The most questionable aspect of Wyden’s bill is its attempt to limit the power of the federal courts to hold Congressional acts unconstitutional. The bill says that a two-thirds majority of the Supreme Court is necessary to find a law unconstitutional, and a unanimous vote of a Court of Appeals panel. I am not sure what motivates this. Liberals and conservatives are about equally likely to think that a particular law is unconstitutional, depending on what it says. Certainly the Democrats were eager to have laws against abortion and sodomy, to name just two examples, overturned. This provision seems aimed rather spitefully at the present composition of the Court.

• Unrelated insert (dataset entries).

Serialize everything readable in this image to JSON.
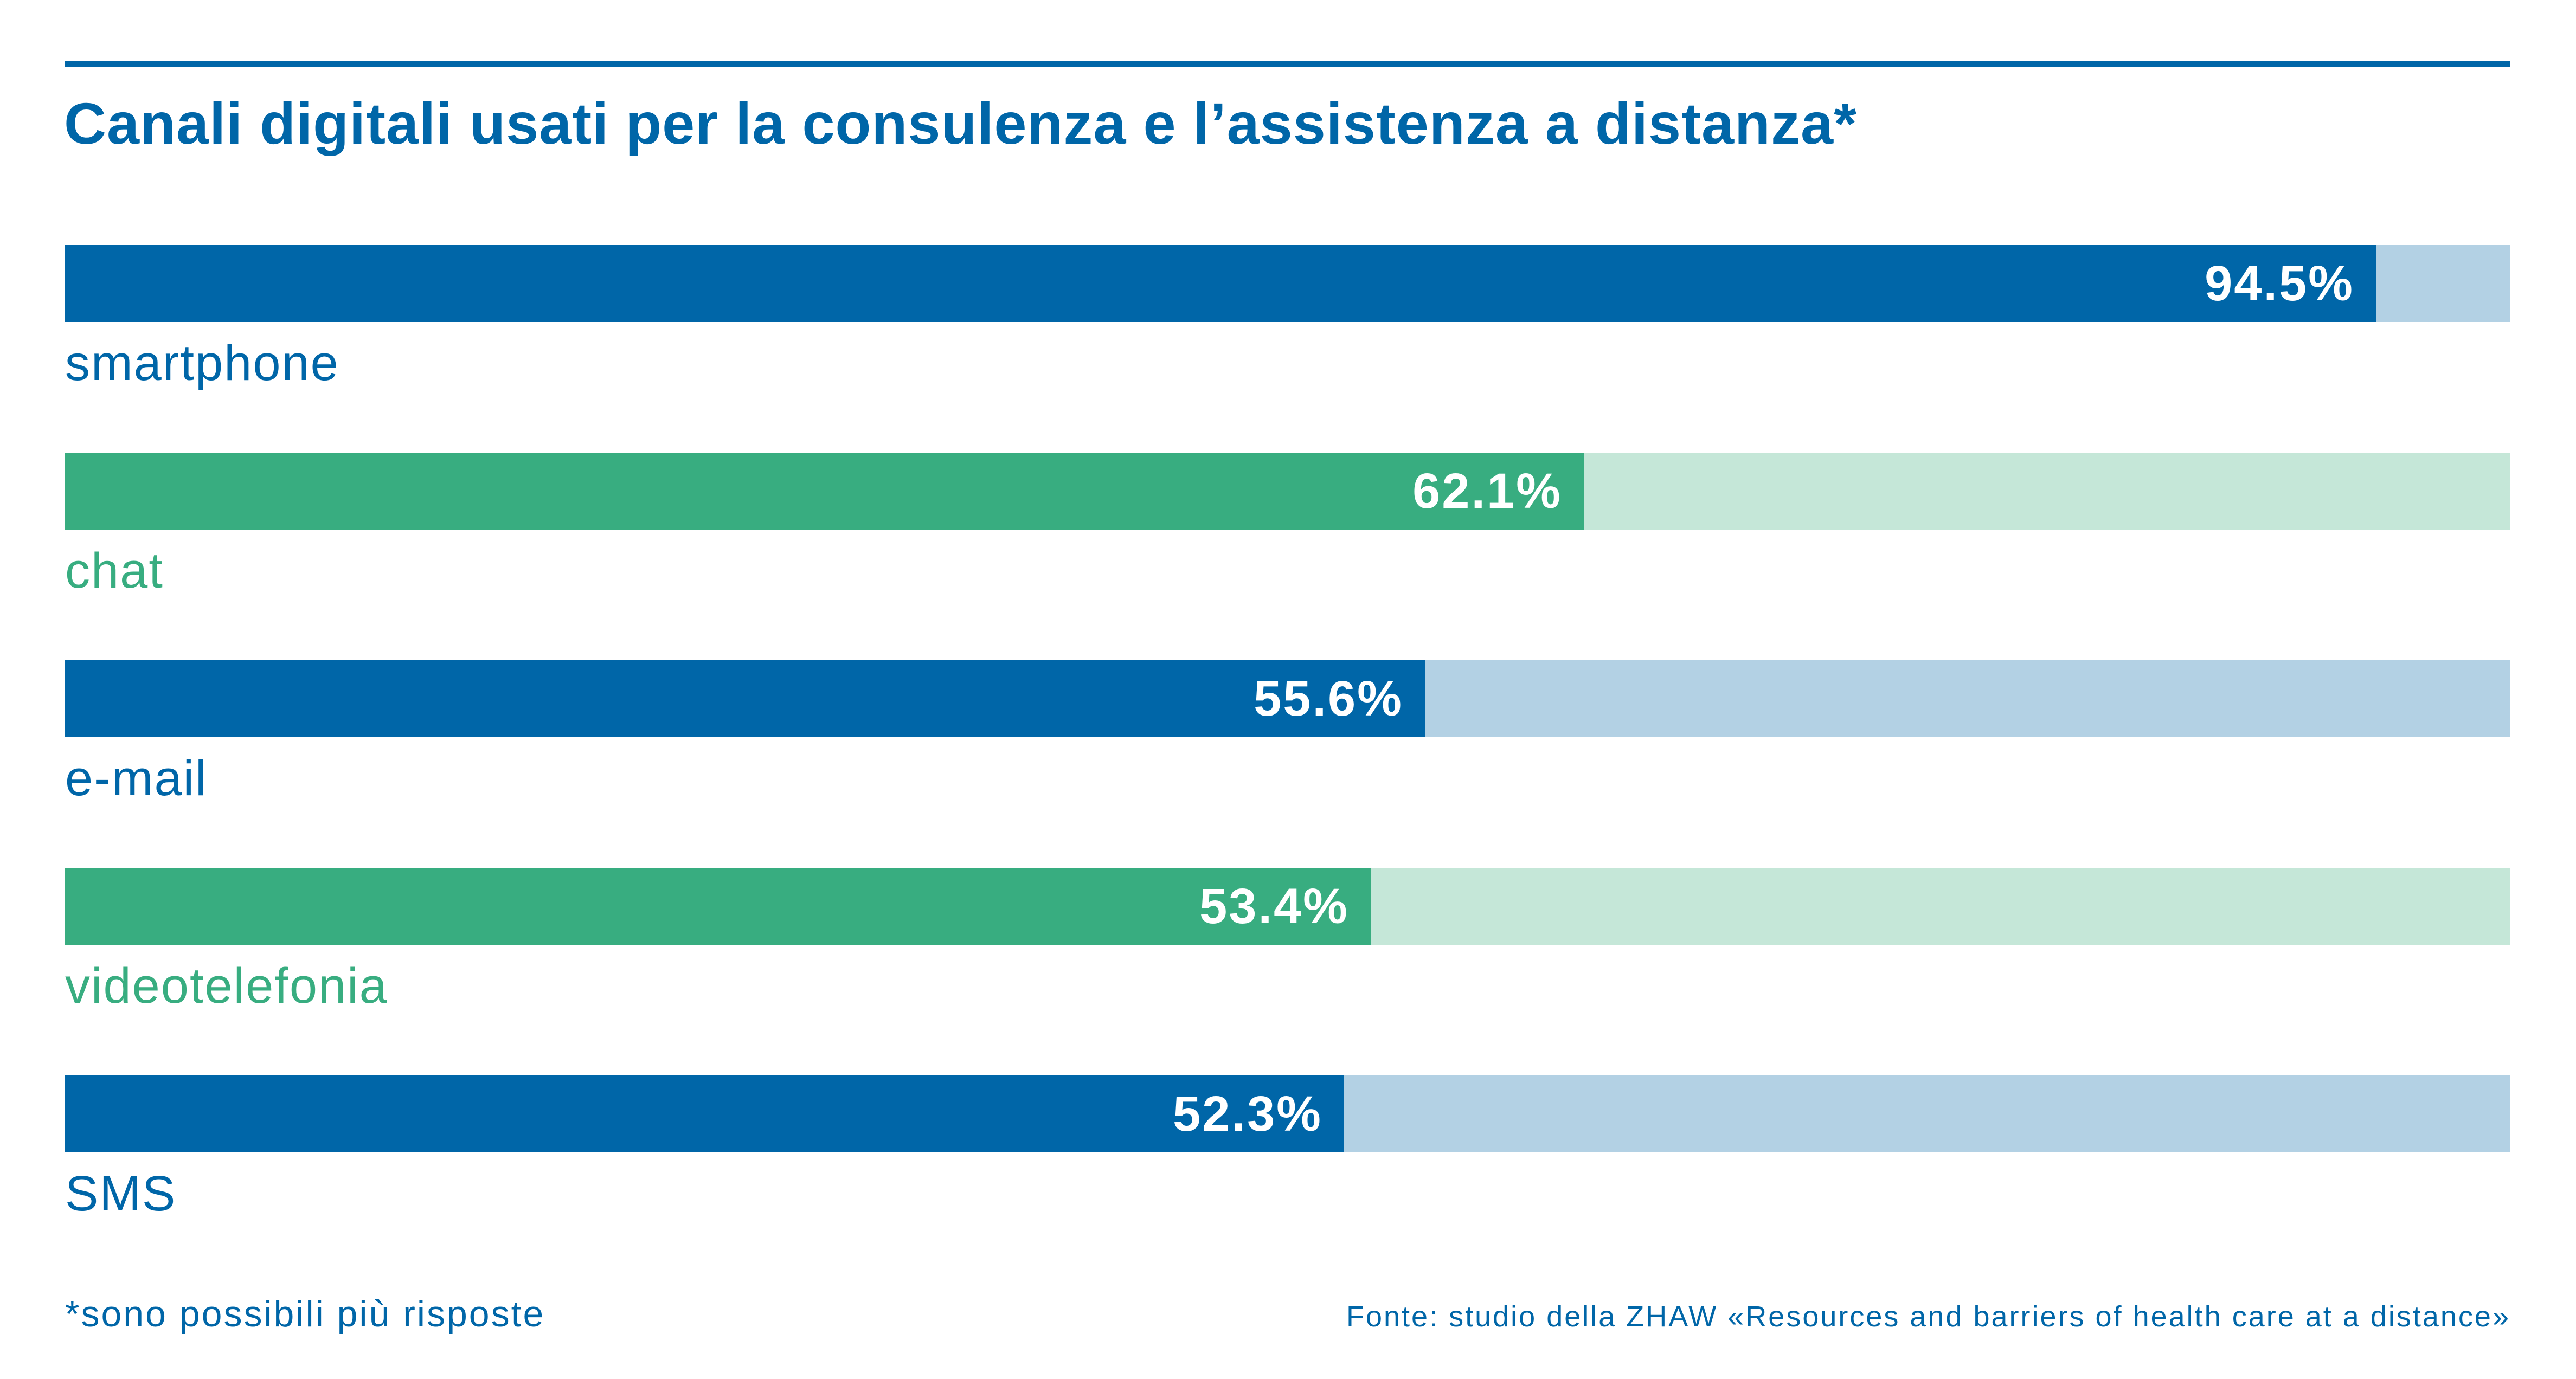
{
  "chart_data": {
    "type": "bar",
    "orientation": "horizontal",
    "title": "Canali digitali usati per la consulenza e l’assistenza a distanza*",
    "categories": [
      "smartphone",
      "chat",
      "e-mail",
      "videotelefonia",
      "SMS"
    ],
    "values": [
      94.5,
      62.1,
      55.6,
      53.4,
      52.3
    ],
    "value_labels": [
      "94.5%",
      "62.1%",
      "55.6%",
      "53.4%",
      "52.3%"
    ],
    "xlim": [
      0,
      100
    ],
    "unit": "%",
    "grid": false,
    "legend": "none",
    "colors": {
      "blue_fill": "#0066a8",
      "blue_track": "#b3d1e4",
      "green_fill": "#38ad80",
      "green_track": "#c5e7d8"
    },
    "bar_color_sequence": [
      "blue",
      "green",
      "blue",
      "green",
      "blue"
    ]
  },
  "footnote": "*sono possibili più risposte",
  "source": "Fonte: studio della ZHAW «Resources and barriers of health care at a distance»"
}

More fundamentally, the two-thirds requirement seems plainly unconstitutional. Under Marbury v. Madison, “[I]t is emphatically the province and duty of the judicial department to say what the law is,” and “[a] Law repugnant to the Constitution is void.” Does Congress have the authority to limit an equal branch’s power to carry out what that branch sees as its constitutional duty? Unless I am missing something, the answer is clearly No.
This bill purports to require a two-thirds majority to declare an act of Congress (not, apparently, a state law) unconstitutional. What if Congress purported to require a unanimous decision of the Court for such a ruling? There is no way any Supreme Court would view an attempt by Congress to limit its ability to issue rulings on constitutional questions as permissible.